Pression  1.1.1
Compressor, decompressor, uploader and downloader plugins
Restriping the output of a compressor for storage

This document specifies the transformation of the output of a data compressor into a smaller set of larger output slices. The primary use case is as a backend of the memcached keyv::Map, which has a maximum value size of one megabyte.

Requirements

The new compression plugin API: C++ Plugin API for CPU compressors

For an input of:

  • data::CompressorInfo
  • uncompressed data
  • max output slice size

The slicer produces:

  • n output slices of size <= max output slice size
  • Output of uncompressed data if data is uncompressible with zero-copy during compression and decompression

For an input of n output slices (see above), the slicer produces the uncompressed data

API

namespace pression
{
namespace data
{
class Slicer
{
    struct Result { uint8_t* data; uint32_t size; };
    typedef std::vector< Result > Results; //!< Set of result slices
    typedef std::vector< uint32_t > ResultSizes; //!< Remaining slice sizes

    Slicer( const CompressorInfo& compressor );

    // returned pointers are valid until next compress(), delete of
    // input data, or dtor of Slicer called
    Results&& compress( const uint8_t* data, size_t size,
                        uint32_t sliceSize );

    // input: first slice, output: remaining slice sizes
    ResultSizes&& getRemainingSizes( const uint8_t* data, uint32_t size );

    // input: first slice, output: total decompressed data size
    size_t getDecompressedSize( const uint8_t* data, uint32_t size );

    /**        void decompress( const Results& input, uint8_t* data );
 };
 }
 }

Implementation

compress() allocates a compressor and compresses the input data.

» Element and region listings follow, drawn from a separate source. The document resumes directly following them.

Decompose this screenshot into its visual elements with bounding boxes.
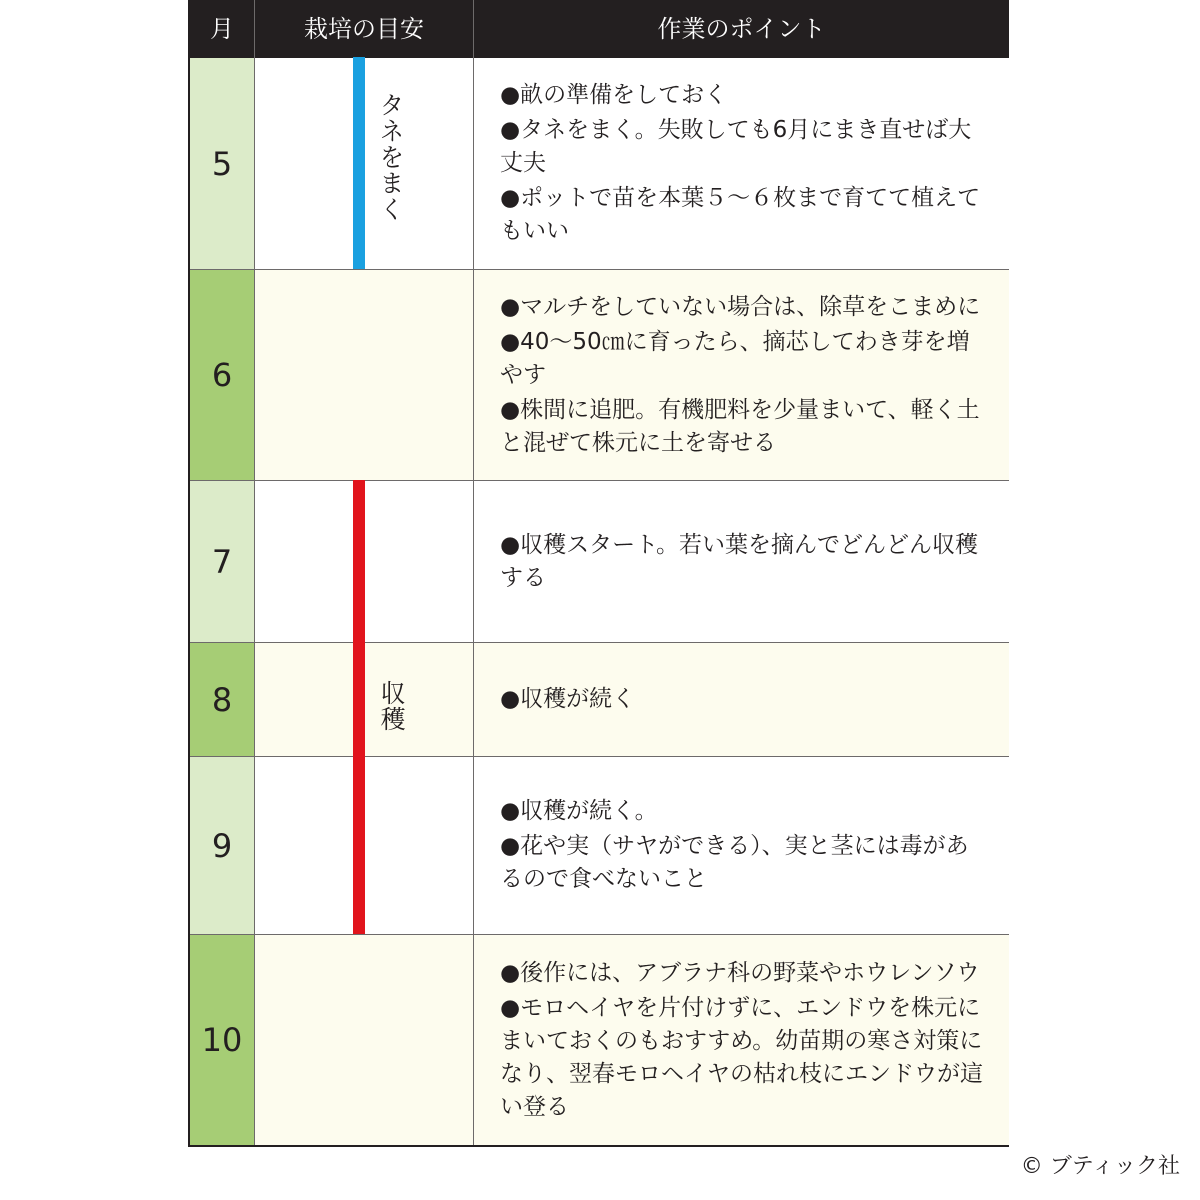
month-cell: 5 [190, 58, 255, 269]
copyright-notice: © ブティック社 [1020, 1154, 1180, 1179]
table-header [190, 0, 1009, 58]
points-cell [474, 643, 1009, 756]
point-item: ●畝の準備をしておく [500, 82, 728, 108]
table-row-month-10 [190, 935, 1009, 1145]
point-item: ●株間に追肥。有機肥料を少量まいて、軽く土と混ぜて株元に土を寄せる [500, 396, 980, 456]
month-cell: 9 [190, 757, 255, 934]
point-item: ●モロヘイヤを片付けずに、エンドウを株元にまいておくのもおすすめ。幼苗期の寒さ対策になり、翌春モロヘイヤの枯れ枝にエンドウが這い登る [500, 994, 983, 1120]
points-cell [474, 481, 1009, 642]
sowing-period-bar [353, 57, 365, 269]
point-item: ●収穫が続く。 [500, 798, 658, 824]
point-item: ●40～50㎝に育ったら、摘芯してわき芽を増やす [500, 328, 970, 388]
point-item: ●後作には、アブラナ科の野菜やホウレンソウ [500, 959, 980, 986]
point-item: ●タネをまく。失敗しても6月にまき直せば大丈夫 [500, 117, 972, 176]
point-item: ●ポットで苗を本葉５～６枚まで育てて植えてもいい [500, 185, 981, 244]
table-row-month-9 [190, 757, 1009, 935]
table-row-month-6 [190, 270, 1009, 481]
table-row-month-7 [190, 481, 1009, 643]
points-cell [474, 270, 1009, 480]
sowing-label: タネをまく [376, 92, 405, 222]
month-cell: 10 [190, 935, 255, 1145]
point-item: ●収穫が続く [500, 686, 636, 712]
header-points: 作業のポイント [657, 15, 826, 43]
month-cell: 6 [190, 270, 255, 480]
points-cell [474, 757, 1009, 934]
table-row-month-8 [190, 643, 1009, 757]
point-item: ●花や実（サヤができる）、実と茎には毒があるので食べないこと [500, 833, 969, 892]
header-month: 月 [190, 0, 255, 58]
harvest-label: 収穫 [377, 680, 406, 732]
points-cell [474, 935, 1009, 1145]
harvest-period-bar [353, 480, 365, 934]
month-cell: 8 [190, 643, 255, 756]
month-cell: 7 [190, 481, 255, 642]
table-row-month-5 [190, 58, 1009, 270]
point-item: ●収穫スタート。若い葉を摘んでどんどん収穫する [500, 531, 978, 591]
point-item: ●マルチをしていない場合は、除草をこまめに [500, 293, 981, 320]
header-guide: 栽培の目安 [255, 0, 474, 58]
cultivation-calendar-table [188, 0, 1009, 1147]
guide-cell [255, 935, 474, 1145]
points-cell [474, 58, 1009, 269]
guide-cell [255, 270, 474, 480]
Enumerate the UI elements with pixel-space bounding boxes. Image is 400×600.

Output is uncompressible if pression::getDataSize() exceeds input size minus header overhead

Uncompressibly output is returned as:

  • one zero-copy slice if size <= sliceSize
  • or:
    • one header slice: 16 byte magic 'uncompressed', 8 byte input size, 4 byte slice size
    • n zero-copy output slices of sliceSize, pointing to input data memory

Compressibly output is returned as:

  • one header slice: 16 byte magic 'compressed', 16 byte compressor name hash, 8 byte input size, 4 byte nChunks, nChunks * 4 byte chunkSizes
  • nSlices: complete, compressed chunks up to sliceSize

First implementation throws if header size exceeds sliceSize for compressed output and if a chunk is bigger than a slice.

Examples

void Keyv::memcached::Plugin::insert( const std::string& key,
                                      const void* ptr, const size_t size )
{
    const auto data = _slicer.compress( ptr, size, LB_1MB );
    const std::string& hash = servus::make_uint128( key ).getString();

    for( const auto& slice : data )
    {
        ++hash;
        memcached_set( _instance, hash.c_str(), hash.length(),
                       slice.data, slice.size, (time_t)0, (uint32_t)0 );
    }
}

std::string Keyv::memcached::Plugin::operator [] ( const std::string& key )
{
    const std::string& hash = servus::make_uint128( key ).getString();
    pression::data::Slicer::Results slices( 1 );
    slices[0].data = memcached_get( _instance, hash.c_str(), hash.length(),
                                    &slices[0].size );

    const auto remaining = _slicer.getRemainingSizes( slice[0].data,
                                                     slice[0].size );
    slices.append( takeValues( hash, remaining ));

    std::string value( _slicer.getDecompressedSize( slice[0].data,
                                                   slice[0].size ));
    _slicer.decompress( slices, value.data(), value.length( ));
    return value;
}

Issues

Issue 1: What is the maximum allowed slice size?

Resolution: 4GB

It is unlikely that a storage system uses larger slices. Memcached has a recommended limit of one megabyte.